An in-vitro screening method to examine the biocompatibility of materials used in wound management has been evaluated. This involved the use of a macrophage respiratory-burst assay and a fibroblast proliferation assay to represent respectively the inflammatory and the granulation phases in wound healing. Standard polysaccharides (calcium and sodium alginates, l-carrageenan, chitin, chitosan lactate, chondroitin sulphate and pectic acid) were used as test compounds. None of the polysaccharide samples caused a significant increase in L929 fibroblast cell numbers relative to control after 6 days incubation. The overall effect of exposure of the fibroblast cultures to the alginates, carrageenan and chondroitin sulphate was an extension of lag phase followed by an enhanced rate of cell proliferation in the logarithmic phase. Only calcium and sodium alginates and chondroitin sulphate enhanced the respiratory burst activity of murine macrophages; l-carrageenan and chitosan lactate were markedly inhibitory. The results suggest that a macrophage activity assay should be included as part of an in-vitro screening program to evaluate the biocompatibility of wound management materials and to detect intrinsic biological activity.
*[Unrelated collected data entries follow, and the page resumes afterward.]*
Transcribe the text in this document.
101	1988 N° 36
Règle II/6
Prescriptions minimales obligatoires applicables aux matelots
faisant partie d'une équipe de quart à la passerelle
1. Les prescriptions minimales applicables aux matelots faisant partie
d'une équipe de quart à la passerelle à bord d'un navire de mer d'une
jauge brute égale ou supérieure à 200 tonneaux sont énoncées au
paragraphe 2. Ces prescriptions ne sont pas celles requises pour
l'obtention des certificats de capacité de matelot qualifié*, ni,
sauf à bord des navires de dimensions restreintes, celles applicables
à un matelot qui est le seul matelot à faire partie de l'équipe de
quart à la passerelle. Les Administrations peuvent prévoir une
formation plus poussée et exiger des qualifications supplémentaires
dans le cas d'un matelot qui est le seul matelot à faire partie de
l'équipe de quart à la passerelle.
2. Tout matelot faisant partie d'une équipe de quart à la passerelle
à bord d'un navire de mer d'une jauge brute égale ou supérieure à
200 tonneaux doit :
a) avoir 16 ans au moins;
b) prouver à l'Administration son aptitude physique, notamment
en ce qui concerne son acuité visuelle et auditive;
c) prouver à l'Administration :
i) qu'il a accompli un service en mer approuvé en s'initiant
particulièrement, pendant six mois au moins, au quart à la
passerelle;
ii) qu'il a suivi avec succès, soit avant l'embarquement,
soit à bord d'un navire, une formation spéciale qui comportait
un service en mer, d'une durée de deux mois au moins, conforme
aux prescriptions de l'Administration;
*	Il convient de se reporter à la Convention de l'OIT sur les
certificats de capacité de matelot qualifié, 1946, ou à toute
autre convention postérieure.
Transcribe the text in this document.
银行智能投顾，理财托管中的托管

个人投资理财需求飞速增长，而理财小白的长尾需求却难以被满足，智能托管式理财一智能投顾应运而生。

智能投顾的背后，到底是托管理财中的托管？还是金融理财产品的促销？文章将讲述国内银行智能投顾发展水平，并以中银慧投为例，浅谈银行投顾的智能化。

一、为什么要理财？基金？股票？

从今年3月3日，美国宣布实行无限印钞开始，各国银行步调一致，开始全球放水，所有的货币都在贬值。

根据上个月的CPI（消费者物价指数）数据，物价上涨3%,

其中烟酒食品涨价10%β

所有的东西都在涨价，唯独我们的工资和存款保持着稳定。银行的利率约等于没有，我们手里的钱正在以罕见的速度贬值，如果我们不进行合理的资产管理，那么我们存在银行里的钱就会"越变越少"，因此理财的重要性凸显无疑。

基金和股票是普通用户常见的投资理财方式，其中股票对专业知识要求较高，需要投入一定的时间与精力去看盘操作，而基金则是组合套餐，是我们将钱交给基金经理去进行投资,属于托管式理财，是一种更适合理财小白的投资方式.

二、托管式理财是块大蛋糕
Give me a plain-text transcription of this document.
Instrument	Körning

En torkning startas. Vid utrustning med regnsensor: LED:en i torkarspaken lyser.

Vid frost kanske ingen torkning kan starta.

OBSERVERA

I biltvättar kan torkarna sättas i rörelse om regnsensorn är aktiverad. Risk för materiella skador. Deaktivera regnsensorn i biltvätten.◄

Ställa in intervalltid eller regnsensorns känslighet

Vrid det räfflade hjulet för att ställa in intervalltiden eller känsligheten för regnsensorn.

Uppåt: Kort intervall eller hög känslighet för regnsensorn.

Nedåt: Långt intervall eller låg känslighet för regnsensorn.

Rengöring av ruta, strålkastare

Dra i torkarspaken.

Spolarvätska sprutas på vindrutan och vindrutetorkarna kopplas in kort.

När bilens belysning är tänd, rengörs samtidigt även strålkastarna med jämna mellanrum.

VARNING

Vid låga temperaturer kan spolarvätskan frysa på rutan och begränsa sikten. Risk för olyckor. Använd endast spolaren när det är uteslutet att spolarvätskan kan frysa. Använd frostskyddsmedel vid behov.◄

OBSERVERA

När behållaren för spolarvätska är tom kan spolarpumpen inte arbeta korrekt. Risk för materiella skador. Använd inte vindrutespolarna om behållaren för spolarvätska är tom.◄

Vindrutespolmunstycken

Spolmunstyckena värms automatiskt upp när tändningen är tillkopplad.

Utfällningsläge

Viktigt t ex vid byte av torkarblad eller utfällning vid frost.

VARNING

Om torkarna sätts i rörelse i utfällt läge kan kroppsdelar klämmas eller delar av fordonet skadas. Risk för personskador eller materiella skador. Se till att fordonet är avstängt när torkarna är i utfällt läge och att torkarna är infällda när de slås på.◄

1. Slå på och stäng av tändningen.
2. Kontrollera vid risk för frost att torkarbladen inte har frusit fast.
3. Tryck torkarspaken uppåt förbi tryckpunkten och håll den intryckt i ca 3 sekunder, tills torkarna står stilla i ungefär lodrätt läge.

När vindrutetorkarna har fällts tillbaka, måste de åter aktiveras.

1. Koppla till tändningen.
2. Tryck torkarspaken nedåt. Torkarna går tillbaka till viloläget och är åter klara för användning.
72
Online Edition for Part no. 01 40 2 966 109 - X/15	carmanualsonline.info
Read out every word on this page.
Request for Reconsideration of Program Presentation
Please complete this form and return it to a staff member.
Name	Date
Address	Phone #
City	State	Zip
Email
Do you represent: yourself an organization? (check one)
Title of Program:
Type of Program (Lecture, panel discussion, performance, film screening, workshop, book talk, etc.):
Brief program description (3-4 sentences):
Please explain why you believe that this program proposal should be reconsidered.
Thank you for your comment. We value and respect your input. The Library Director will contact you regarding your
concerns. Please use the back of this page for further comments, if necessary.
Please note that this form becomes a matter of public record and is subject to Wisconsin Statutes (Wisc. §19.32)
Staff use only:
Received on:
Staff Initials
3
Toxicity of L-ascorbic acid to L929 fibroblast cultures: relevance to biocompatibility testing of materials for use in wound management

Fibroblast cultures are often used to evaluate materials intended for medical use, cytotoxicity being taken as an indicator of bioincompatibility. Such an approach has previously been taken with ascorbic acid in determining its value in wound healing. We have now reexamined the toxicity of L-ascorbic acid to L929 fibroblast cells in culture. Concentrations of ascorbic acid between 0.5 mM and 11 mM were tested. At concentrations above 2 mM, ascorbic acid was found to inhibit cell proliferation, with cell viability decreasing as the concentration was increased. This effect could be prevented by the addition of either superoxide dismutase or catalase to the culture medium. Assays of glutathione and glutathione disulfide were carried out on 8 day old cultures exposed for 24 h to the same concentrations of ascorbic acid. A dose-related depletion of glutathione occurred whilst glutathione disulfide levels remained essentially constant. Lactate dehydrogenase and glucose-6-phosphate dehydrogenase activities were induced by ascorbic acid at all concentrations tested but the ratio of NADP to NADPH nevertheless increased as the concentration of ascorbic acid increased. Finally, ATP in cells from 8-day-old cultures became depleted in the presence of ascorbic acid at concentrations in excess of about 5 mM when assayed after 24 h incubation. These biochemical changes and the concomitant cytostatic/cytotoxic effects may be ascribed to the reactive oxygen species produced by the autoxidation of ascorbic acid in the culture medium. Ascorbic acid breakdown products appeared not to be directly involved. In addition, our results suggested that superoxide acted cooperatively with hydroxyl to elicit these effects on the fibroblasts. It is evident from this study that the microenvironment surrounding fibroblasts in culture may differ fundamentally from that surrounding fibroblasts in a healing wound, making it impossible to extrapolate directly to an in vivo situation and hence to make any recommendations from these results concerning the use of ascorbic acid in wound healing.